Von Claude Lanzmann, Neue Visionen, 07.05.

Rom, 1975. Claude Lanzmann filmt Benjamin Murmelstein, den letzten Vorsitzenden des Judenrats aus dem Ghetto Theresienstadt und einzigen »Judenältesten« (der Terminologie der Nationalsozialisten zufolge), der nicht während des Krieges ermordet wurde. Nach dem Anschluss Österreichs an Deutschland 1938 kämpfte der Rabbiner Murmelstein sieben Jahre lang an der Seite Eichmanns gegen die Räumung des Ghettos. Gleichzeitig verhalf er 121.000 Juden erfolgreich zur Emigration.

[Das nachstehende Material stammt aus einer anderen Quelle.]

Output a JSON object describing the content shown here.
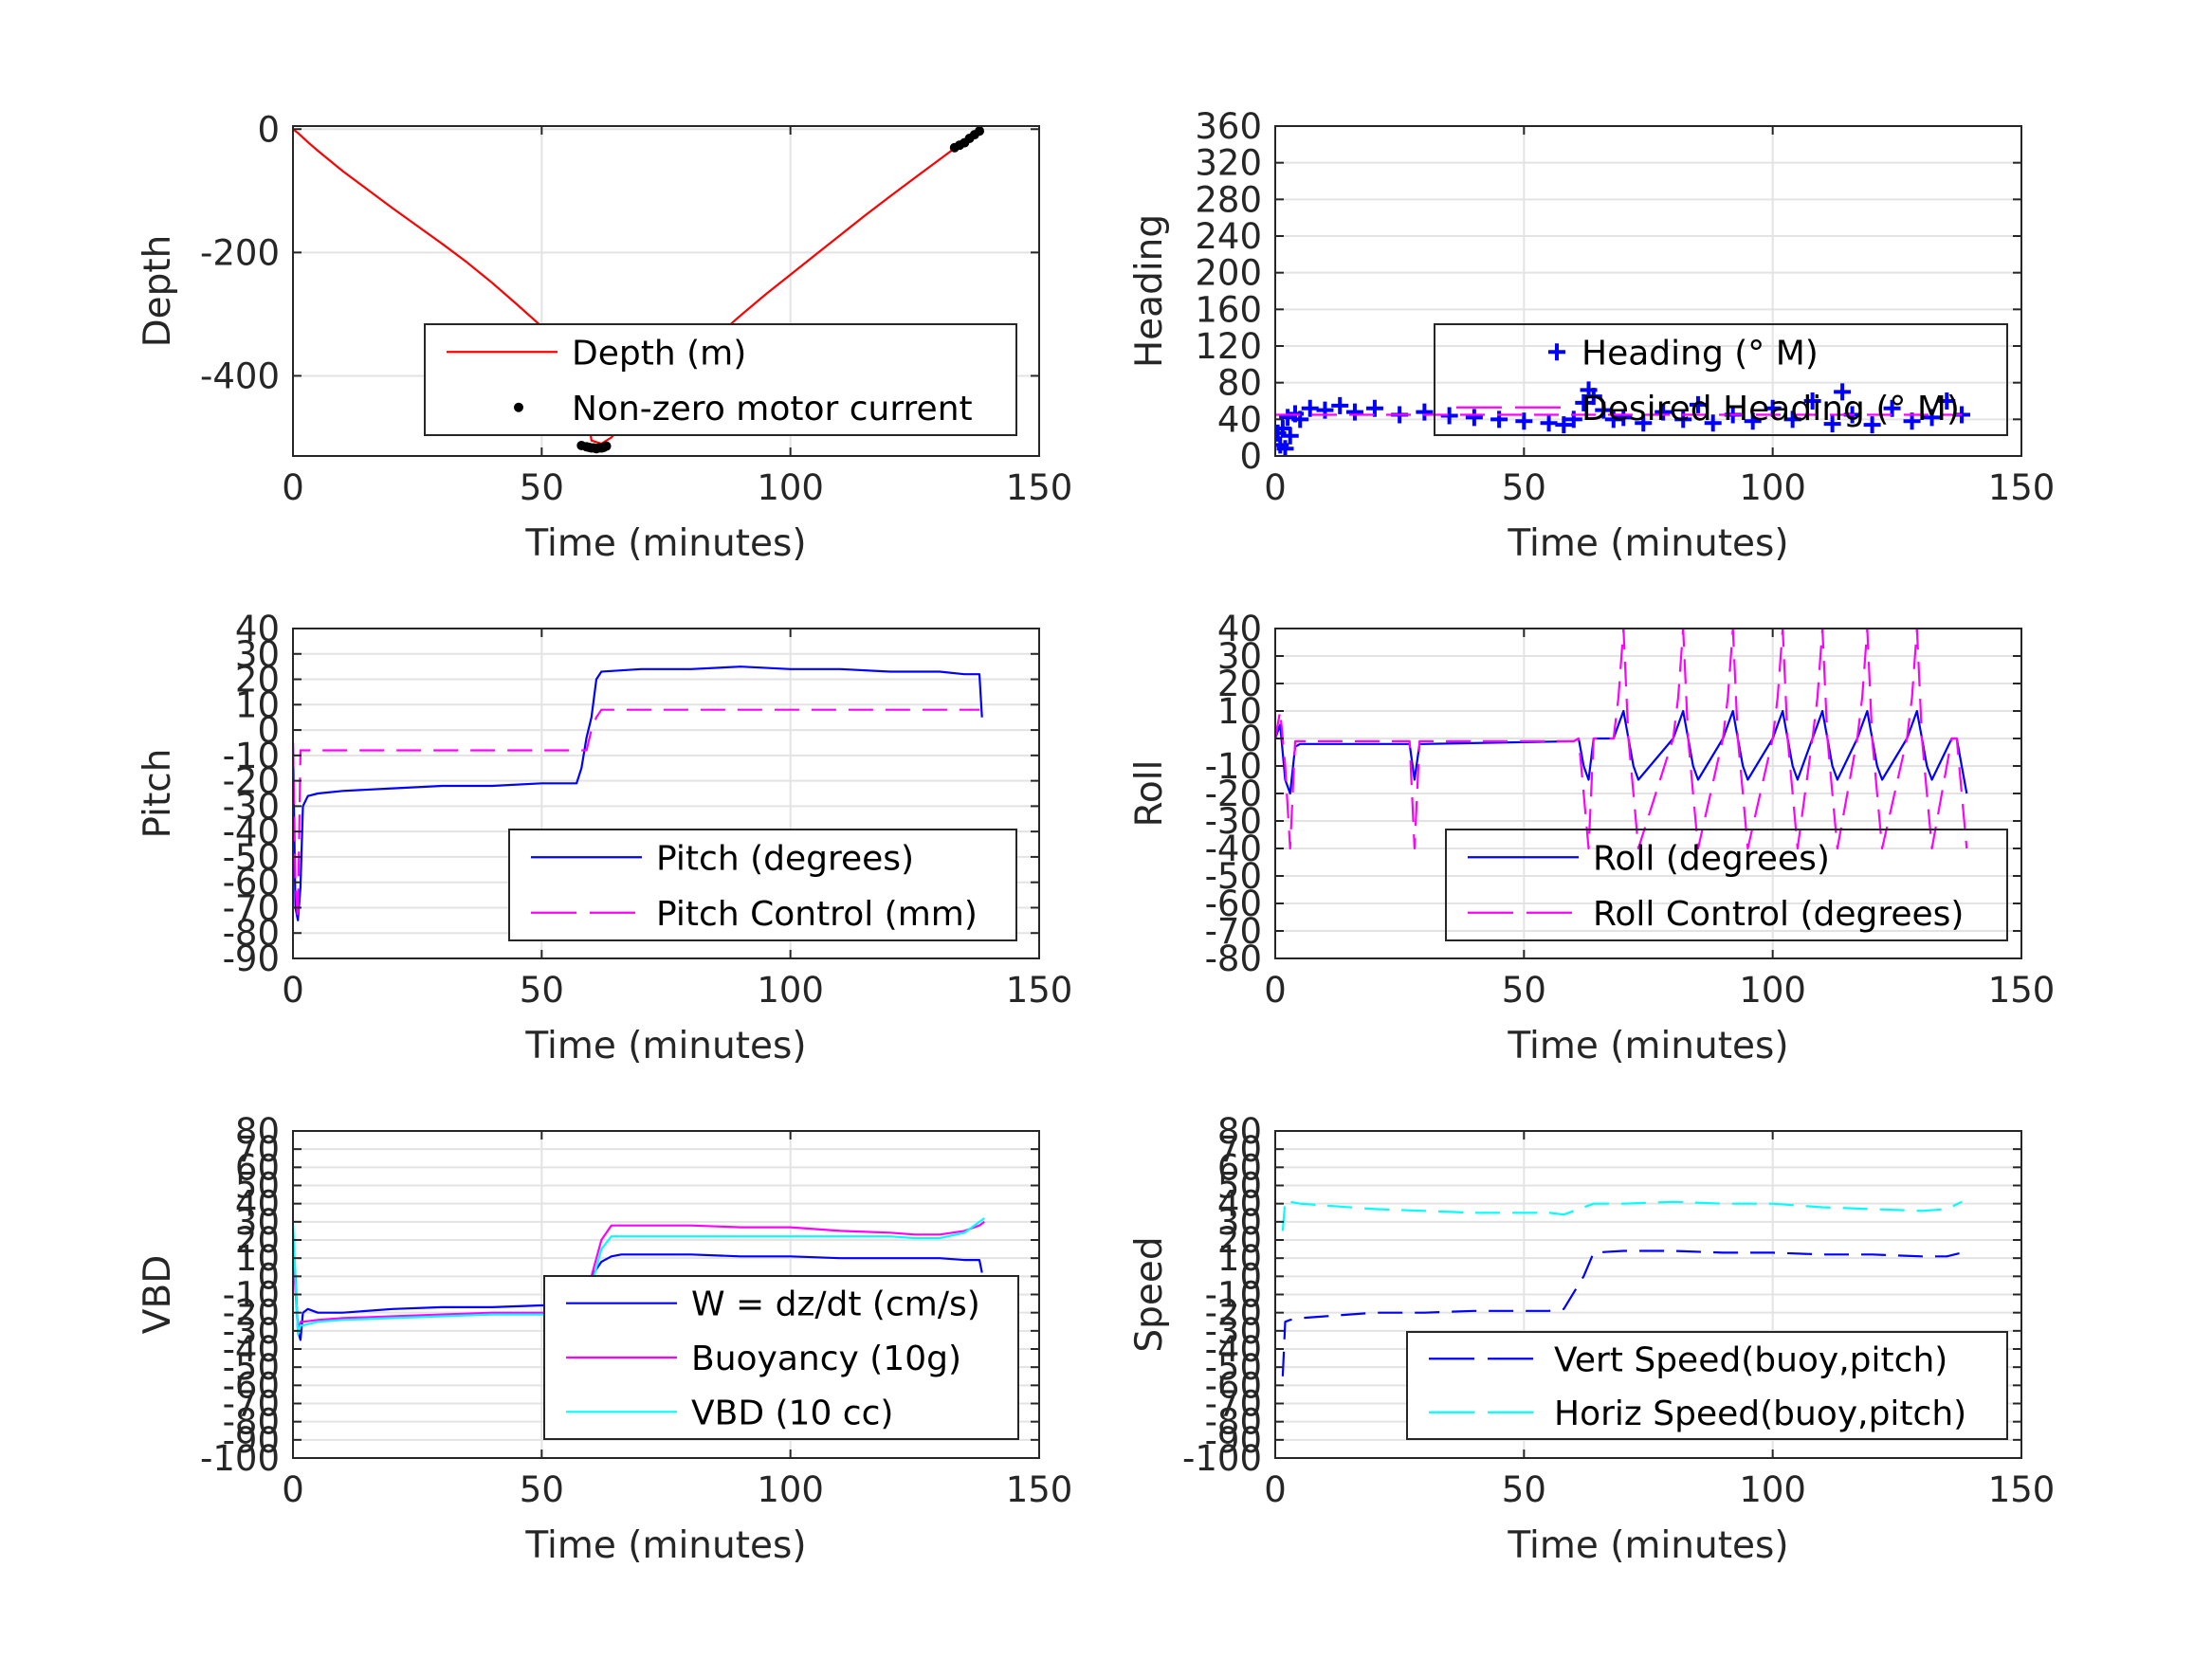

2012. Mit 87 Jahren holt Claude Lanzmann die Gespräche mit Murmelstein wieder aus dem Archiv und inszeniert diese, indem er einerseits zeigt, dass die Zeit nicht spurlos an den beiden Männern vorübergegangen ist und andererseits die unfassbare Zeitlosigkeit der Orte hervorhebt. Er kehrt nach Theresienstadt zurück, die Stadt, die »Hitler den Juden gab«, dem »Vorzeigeghetto«. Ein Lügenghetto, von Adolf Eichmann auserwählt, um die Welt zu täuschen.
Der Film offenbart die außergewöhnliche Persönlichkeit von Benjamin Murmelstein: ausgestattet mit einer faszinierenden Intelligenz, einem unumstößlichen Mut und einem unvergleichlichen Erinnerungsvermögen ist er ein großartiger Geschichtenerzähler: Ironisch, sarkastisch und aufrichtig. Über die drei Epochen hinweg, von Nisko nach Theresienstadt und von Wien nach Rom, beleuchtet der Film wie nie zuvor die Entstehung der Endlösung, enthüllt das wahre Gesicht Eichmanns und entschleiert unverblümt die schwerwiegenden Widersprüche des Judenrats.